En plus du barrage fixe de la BMPJ au niveau de la commune de Oued Ghir, situé à la sortie sud de la commune de Toudja, plusieurs autres barrages des forces combinées sont constatés sur l'axe routier menant vers la côte ouest, cela sans citer les patrouilles de la gendarmerie nationale qui sillonnent à longueur de journée cette zone côtière où ont été commis plusieurs actes terroristes, notamment l'assassinat des sept gendarmes en août 2001.

Cette présence en force des brigades de la gendarmerie nationale n'a fait que redonner l'espoir aux citoyens habitant tout au long de cette côte, certes moins fréquentée en hiver mais qui pouvait servir de passage fluide aux véhicules qui veulent se rendre dans la capitale via Tizi-Ouzou évitant ainsi les bouchons de la RN 26 qui passe par la wilaya de Bouira.

« Nous pouvons désormais nous déplacer en toute sécurité même à des heures tardives de la nuit », a tenu à préciser un commerçant de la région qui nous rappela les sept années d’enfer qu'a vécues la région, notamment dans certaines localités.

Le départ en 2001 de plusieurs brigades de la gendarmerie nationale a également été un coup dur pour l'économie de la région qui a vu plusieurs opérateurs fuir cette région. En conséquence, en quelques mois seulement, il a été constaté la suppression de quelque 3000 postes d'emploi notamment ceux liés à l'activité portuaire suite à la décision des importateurs d’opérer à partir du port de Djendjen, dans la wilaya de Jijel.

« J'ai failli délocaliser mon entreprise à cause de l'insécurité provoquée par le départ forcé des brigades de la gendarmerie », nous confirme un opérateur économique de la région qui nous rappelle les souffrances qu'il a endurées pour acheminer la matière première à partir du port de Béjaïa.

« Chaque déplacement est une épreuve, on pouvait tomber nez à nez avec des groupes de délinquants ou des terroristes durant le trajet qui sépare mon entreprise du port, la nuit surtout ».

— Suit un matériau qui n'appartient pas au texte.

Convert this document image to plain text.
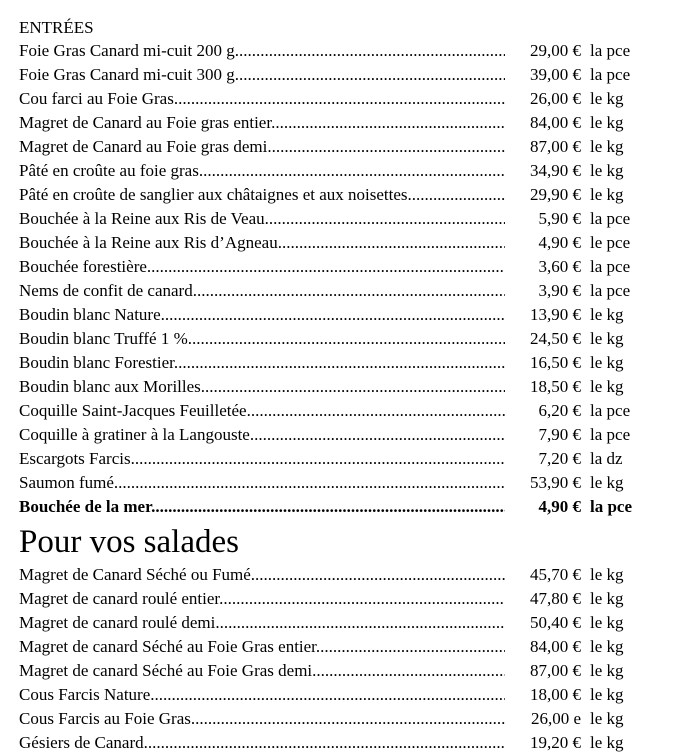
ENTRÉES
Foie Gras Canard mi-cuit 200 g .....	29,00 € la pce
Foie Gras Canard mi-cuit 300 g .....	39,00 € la pce
Cou farci au Foie Gras .....	26,00 € le kg
Magret de Canard au Foie gras entier .....	84,00 € le kg
Magret de Canard au Foie gras demi .....	87,00 € le kg
Pâté en croûte au foie gras .....	34,90 € le kg
Pâté en croûte de sanglier aux châtaignes et aux noisettes .....	29,90 € le kg
Bouchée à la Reine aux Ris de Veau .....	5,90 € la pce
Bouchée à la Reine aux Ris d’Agneau .....	4,90 € le pce
Bouchée forestière .....	3,60 € la pce
Nems de confit de canard .....	3,90 € la pce
Boudin blanc Nature .....	13,90 € le kg
Boudin blanc Truffé 1 % .....	24,50 € le kg
Boudin blanc Forestier .....	16,50 € le kg
Boudin blanc aux Morilles .....	18,50 € le kg
Coquille Saint-Jacques Feuilletée .....	6,20 € la pce
Coquille à gratiner à la Langouste .....	7,90 € la pce
Escargots Farcis .....	7,20 € la dz
Saumon fumé .....	53,90 € le kg
Bouchée de la mer .....	4,90 € la pce
Pour vos salades
Magret de Canard Séché ou Fumé .....	45,70 € le kg
Magret de canard roulé entier .....	47,80 € le kg
Magret de canard roulé demi .....	50,40 € le kg
Magret de canard Séché au Foie Gras entier .....	84,00 € le kg
Magret de canard Séché au Foie Gras demi .....	87,00 € le kg
Cous Farcis Nature .....	18,00 € le kg
Cous Farcis au Foie Gras .....	26,00 e le kg
Gésiers de Canard .....	19,20 € le kg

Le retour des brigades de la gendarmerie nationale portera à coup sûr ses fruits dans la lutte contre le trafic de drogue et les atteintes répétées à l’environnement, suite à l’extraction illicite de sable. C'est du moins là l'avis de plusieurs mouvements associatifs de la région qui luttent pour la préservation de l'environnement ou pour la protection des adolescents exposés aux dangers de la drogue.

L'autre catégorie de citoyens qui se réjouit de voir les brigades de la gendarmerie patrouiller à travers des localités qui sont restées sans présence de ce corps de sécurité, sont les promoteurs touristiques qui souhaitent un retour en force des touristes dans cette région, connue avant 2001 comme étant l'une des régions les plus conseillées pour passer les périodes de congé.

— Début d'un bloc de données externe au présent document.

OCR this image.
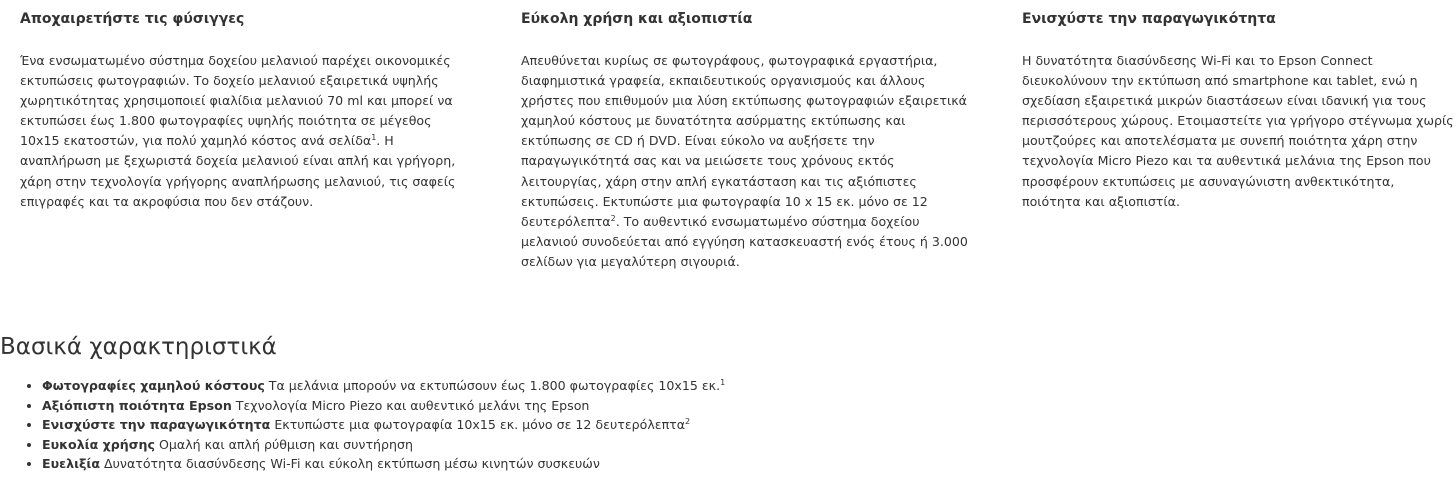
Αποχαιρετήστε τις φύσιγγες

Ένα ενσωματωμένο σύστημα δοχείου μελανιού παρέχει οικονομικές εκτυπώσεις φωτογραφιών. Το δοχείο μελανιού εξαιρετικά υψηλής χωρητικότητας χρησιμοποιεί φιαλίδια μελανιού 70 ml και μπορεί να εκτυπώσει έως 1.800 φωτογραφίες υψηλής ποιότητα σε μέγεθος 10x15 εκατοστών, για πολύ χαμηλό κόστος ανά σελίδα$^1$. Η αναπλήρωση με ξεχωριστά δοχεία μελανιού είναι απλή και γρήγορη, χάρη στην τεχνολογία γρήγορης αναπλήρωσης μελανιού, τις σαφείς επιγραφές και τα ακροφύσια που δεν στάζουν.

Εύκολη χρήση και αξιοπιστία

Απευθύνεται κυρίως σε φωτογράφους, φωτογραφικά εργαστήρια, διαφημιστικά γραφεία, εκπαιδευτικούς οργανισμούς και άλλους χρήστες που επιθυμούν μια λύση εκτύπωσης φωτογραφιών εξαιρετικά χαμηλού κόστους με δυνατότητα ασύρματης εκτύπωσης και εκτύπωσης σε CD ή DVD. Είναι εύκολο να αυξήσετε την παραγωγικότητά σας και να μειώσετε τους χρόνους εκτός λειτουργίας, χάρη στην απλή εγκατάσταση και τις αξιόπιστες εκτυπώσεις. Εκτυπώστε μια φωτογραφία 10 x 15 εκ. μόνο σε 12 δευτερόλεπτα$^2$. Το αυθεντικό ενσωματωμένο σύστημα δοχείου μελανιού συνοδεύεται από εγγύηση κατασκευαστή ενός έτους ή 3.000 σελίδων για μεγαλύτερη σιγουριά.

Ενισχύστε την παραγωγικότητα

Η δυνατότητα διασύνδεσης Wi-Fi και το Epson Connect διευκολύνουν την εκτύπωση από smartphone και tablet, ενώ η σχεδίαση εξαιρετικά μικρών διαστάσεων είναι ιδανική για τους περισσότερους χώρους. Ετοιμαστείτε για γρήγορο στέγνωμα χωρίς μουτζούρες και αποτελέσματα με συνεπή ποιότητα χάρη στην τεχνολογία Micro Piezo και τα αυθεντικά μελάνια της Epson που προσφέρουν εκτυπώσεις με ασυναγώνιστη ανθεκτικότητα, ποιότητα και αξιοπιστία.

Βασικά χαρακτηριστικά
• Φωτογραφίες χαμηλού κόστους Τα μελάνια μπορούν να εκτυπώσουν έως 1.800 φωτογραφίες 10x15 εκ.$^1$
• Αξιόπιστη ποιότητα Epson Τεχνολογία Micro Piezo και αυθεντικό μελάνι της Epson
• Ενισχύστε την παραγωγικότητα Εκτυπώστε μια φωτογραφία 10x15 εκ. μόνο σε 12 δευτερόλεπτα$^2$
• Ευκολία χρήσης Ομαλή και απλή ρύθμιση και συντήρηση
• Ευελιξία Δυνατότητα διασύνδεσης Wi-Fi και εύκολη εκτύπωση μέσω κινητών συσκευών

Une chose est sûre, le retour de la gendarmerie est accueilli avec satisfaction au niveau des villages situés sur les montagnes des Babors, à l'Est, tout comme dans les villages situés sur la côte ouest, à cause de l'insécurité due aux infiltrations terroristes ou à cause du diktat imposé par des groupes de délinquants qui ne reculent devant rien pour délester les citoyens de leurs biens.